1974 Mini Clubman, Brake Bleeding Nightmare (Drums All Round)
#1
Posted 29 April 2012 - 04:40 PM
I have a 1974 Mini clubman auto, and the inline brake light switch failed (the brakes were fine tho) i have now replaced the switch, and did some work, which included back plates on the front and new drums and shoes.
When i first bled the brakes you could not a get a pedal at all, then after loads of bleeding (5 litres) there was not one bubble, but for the brakes to work you have to pump them once.
i am at my wits end with it......
Put 5 litres of brake fluid through it, with no bubbles showing.
Replaced the brakelight switch again (just in case)
Chocked the brake pedal down for 24 hours the system held the pressure.
There are no leaks anywhere.
Bled in the correct order.
Used manual method and ezibleed.
The master cylinder is only 12 months old.
I have had a garage try and fail, a mini specialist also try and fail. The best we can all get is one pump then you get a pedal.
The brakes were perfect before the the switch failed.
I am at my wits end with it, and before i do anything I regret, can someone help me out.
Any advice would be gladly recieved......... please please help !!!
#2
Posted 29 April 2012 - 04:43 PM
Have you tried to use an ezi-bleed?
#3
Posted 29 April 2012 - 04:46 PM
Thanks.
#4
Posted 29 April 2012 - 04:47 PM
Edited by FinnMini, 29 April 2012 - 04:49 PM.
#5
Posted 29 April 2012 - 04:48 PM
#6
Posted 29 April 2012 - 05:06 PM
Thanks
#7
Posted 29 April 2012 - 05:14 PM
I had a very similar problem with the brakes on my estate, just couldn't get a pedal. Replaced everything, master, bias valve, still nothing. I noticed that the fluid on the passengers side came out a bit slower than the rest,
Turned out the passengers hose had collapsed and was acting pretty much like one way valve. Changed it and perfect!!
Same thing has happened to a few mates as well.
#8
Posted 29 April 2012 - 05:25 PM
#9
Posted 29 April 2012 - 07:45 PM
I have the same issue when my brake light switch failed.

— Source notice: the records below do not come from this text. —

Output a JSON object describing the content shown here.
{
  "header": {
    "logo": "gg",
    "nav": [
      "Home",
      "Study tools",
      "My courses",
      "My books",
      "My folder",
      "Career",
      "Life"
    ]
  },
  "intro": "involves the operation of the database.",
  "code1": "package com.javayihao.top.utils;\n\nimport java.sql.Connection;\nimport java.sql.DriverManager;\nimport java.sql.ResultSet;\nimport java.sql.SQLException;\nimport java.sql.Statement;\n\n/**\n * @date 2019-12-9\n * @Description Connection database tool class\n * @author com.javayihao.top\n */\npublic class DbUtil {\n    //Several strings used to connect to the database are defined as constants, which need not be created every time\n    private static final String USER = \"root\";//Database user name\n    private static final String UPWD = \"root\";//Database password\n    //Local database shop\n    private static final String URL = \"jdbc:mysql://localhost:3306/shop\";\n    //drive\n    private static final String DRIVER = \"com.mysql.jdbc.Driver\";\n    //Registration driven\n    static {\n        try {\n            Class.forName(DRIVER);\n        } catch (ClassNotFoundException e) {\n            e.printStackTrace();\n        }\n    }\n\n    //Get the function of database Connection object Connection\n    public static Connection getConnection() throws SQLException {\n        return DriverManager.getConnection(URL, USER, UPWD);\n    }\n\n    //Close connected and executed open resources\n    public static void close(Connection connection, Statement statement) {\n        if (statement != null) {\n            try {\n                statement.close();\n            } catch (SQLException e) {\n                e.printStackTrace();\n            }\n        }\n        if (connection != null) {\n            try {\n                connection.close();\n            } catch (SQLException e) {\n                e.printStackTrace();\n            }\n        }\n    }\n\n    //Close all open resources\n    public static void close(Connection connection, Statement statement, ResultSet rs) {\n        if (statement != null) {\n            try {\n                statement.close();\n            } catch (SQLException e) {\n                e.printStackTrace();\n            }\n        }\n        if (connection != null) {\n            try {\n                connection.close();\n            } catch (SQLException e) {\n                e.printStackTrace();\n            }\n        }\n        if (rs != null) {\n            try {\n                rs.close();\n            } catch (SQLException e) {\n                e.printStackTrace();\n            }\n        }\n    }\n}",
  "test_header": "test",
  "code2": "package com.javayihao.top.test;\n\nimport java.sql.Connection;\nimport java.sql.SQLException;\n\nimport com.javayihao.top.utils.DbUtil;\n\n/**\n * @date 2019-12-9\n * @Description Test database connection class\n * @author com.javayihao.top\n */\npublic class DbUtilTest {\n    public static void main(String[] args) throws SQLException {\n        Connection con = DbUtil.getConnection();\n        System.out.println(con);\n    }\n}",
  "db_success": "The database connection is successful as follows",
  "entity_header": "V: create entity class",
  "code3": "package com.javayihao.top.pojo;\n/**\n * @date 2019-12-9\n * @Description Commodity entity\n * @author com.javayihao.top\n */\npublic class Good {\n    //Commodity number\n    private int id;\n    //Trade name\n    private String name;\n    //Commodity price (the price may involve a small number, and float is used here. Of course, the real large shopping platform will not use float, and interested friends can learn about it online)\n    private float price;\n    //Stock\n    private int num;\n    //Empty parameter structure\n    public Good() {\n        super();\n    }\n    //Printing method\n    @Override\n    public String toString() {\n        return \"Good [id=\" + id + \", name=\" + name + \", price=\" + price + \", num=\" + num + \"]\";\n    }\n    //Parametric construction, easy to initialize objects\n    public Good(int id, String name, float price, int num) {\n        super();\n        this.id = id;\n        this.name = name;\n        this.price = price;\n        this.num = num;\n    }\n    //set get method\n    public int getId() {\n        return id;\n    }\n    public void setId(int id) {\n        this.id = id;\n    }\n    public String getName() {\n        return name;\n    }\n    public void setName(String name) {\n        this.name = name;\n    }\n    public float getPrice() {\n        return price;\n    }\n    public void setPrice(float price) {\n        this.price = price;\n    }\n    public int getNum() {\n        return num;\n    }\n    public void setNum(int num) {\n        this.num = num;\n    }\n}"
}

Now I cant get a good pedal and I an re sealing my master cylinder as we speak
#10
Posted 29 April 2012 - 07:47 PM
I suggest (no guarantees!) that you put the Eezibleed on, at its maximum rated pressure and full of fluid. Open the nearest nipple, press pedal very fast, and hold down. Close nipple quickly. Release pedal. Repeat as many times as it takes. Obviously two people are neeed.
This works because if the rush of fluid is fast enough it will take the air with it, but you have to get all the air to the open nipple or it will just creep back up to the highest point again.
If renewing the brake pipework, you may wish to think about avoiding the potential for trapping air.
There are several other places where air may also be trapped, same trick of very fast pedal press with the appropriate nipple open seemed to work ok for me last time I did it.
I assume you did adjust the brakes up tight before bleeding? You can always slacken them afterwards, but having them tight minimises the need for fluid displacement except for flushing out air.
#11
Posted 29 April 2012 - 07:49 PM
Watching this with interest,
I have the same issue when my brake light switch failed.
Now I cant get a good pedal and I an re sealing my master cylinder as we speak
Too tight to buy an new master then??!!
Did you check the rear flexis?
#12
Posted 29 April 2012 - 08:04 PM
New rear flexi's
#13
Posted 29 April 2012 - 10:03 PM
I might be way off but just a thought

#14
Posted 29 April 2012 - 10:05 PM
New rear cylinder but it will lock the rear brakes on the inch of pedal that I have !!